1. Introduction

Stress in plants refers to external conditions that adversely affect growth, development or productivity of plants [1]. Stresses trigger a wide range of plant responses like altered gene expression, cellular metabolism, changes in growth rates, crop yields, etc. A plant stress usually reflects some sudden changes in environmental condition. However in stress tolerant plant species, exposure to a particular stress leads to acclimation to that specific stress in a time time-dependent manner [1]. Plant stress can be divided into two primary categories namely abiotic stress and biotic stress. Abiotic stress imposed on plants by environment may be either physical or chemical, while as biotic stress exposed to the crop plants is a biological unit like diseases, insects, etc. [1]. Some stresses to the plants injured them as such that plants exhibit several metabolic dysfunctions [1]. The plants can be recovered from injuries if the stress is mild or of short term as the effect is temporary while as severe stresses leads to death of crop plants by preventing flowering, seed formation and induce senescence [1]. Such plants will be considered to be stress susceptible. However several plants like desert plants (Ephemerals) can escape the stress altogether [2].

Biotic stress in plants is caused by living organisms, specially viruses, bacteria, fungi, nematodes, insects, arachnids and weeds. The agents causing biotic stress directly deprive their host of its nutrients can lead to death of plants. Biotic stress can become major because of pre- and postharvest losses. Despite lacking the adaptive immune system plants can counteract biotic stresses by evolving themselves to certain sophisticated strategies. The defense mechanisms which act against these stresses are controlled genetically by plant’s genetic code stored in them. The resistant genes against these biotic stresses present in plant genome are encoded in hundreds. The biotic stress is totally different from abiotic stress, which is imposed on plants by non-living factors such as salinity, sunlight, temperature, cold, floods and drought having negative impact on crop plants. It is the climate in which the crop lives that decides what type of biotic stress may be imposed on crop plants and also the ability of the crop species to resist that particular type of stress. Many biotic stresses affect photosynthesis, as chewing insects reduce leaf area and virus infections reduce the rate of photosynthesis per leaf area.
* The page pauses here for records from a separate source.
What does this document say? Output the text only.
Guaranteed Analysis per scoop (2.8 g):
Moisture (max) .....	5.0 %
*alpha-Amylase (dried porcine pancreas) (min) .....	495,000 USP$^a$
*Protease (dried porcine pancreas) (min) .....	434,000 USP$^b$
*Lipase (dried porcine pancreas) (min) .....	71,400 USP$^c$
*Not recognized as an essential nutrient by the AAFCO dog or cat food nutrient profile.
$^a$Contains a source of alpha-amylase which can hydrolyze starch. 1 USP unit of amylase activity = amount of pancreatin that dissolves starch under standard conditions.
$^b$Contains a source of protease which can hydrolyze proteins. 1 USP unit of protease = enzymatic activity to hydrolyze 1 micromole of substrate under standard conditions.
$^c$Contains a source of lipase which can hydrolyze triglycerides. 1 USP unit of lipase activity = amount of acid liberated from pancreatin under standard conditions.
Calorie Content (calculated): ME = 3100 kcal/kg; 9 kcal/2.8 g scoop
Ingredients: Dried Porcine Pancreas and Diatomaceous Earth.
Abiotic stresses such as drought (water stress), excessive watering (water logging), extreme temperatures (cold, frost and heat), salinity and mineral toxicity negatively impact growth, development, yield and seed quality of crop and other plants. In future it is predicted that fresh water scarcity will increase and ultimately intensity of abiotic stresses will increase. Hence there is an urgency to develop crop varieties that are resilient to abiotic stresses to ensure food security and safety in coming years. A plants first line of defense against abiotic stress is in its roots. The chances of surviving stressful conditions will be high if the soil holding the plant is healthy and biologically diverse. One of the primary responses to abiotic stress such as high salinity is the disruption of the Na+/K+ ratio in the cytoplasm of the plant cell. The phytohormone abscisic acid (ABA) plays an important role during plant adaptation to environmental stress such as high salinity, drought, low temperature or mechanical wounding [3].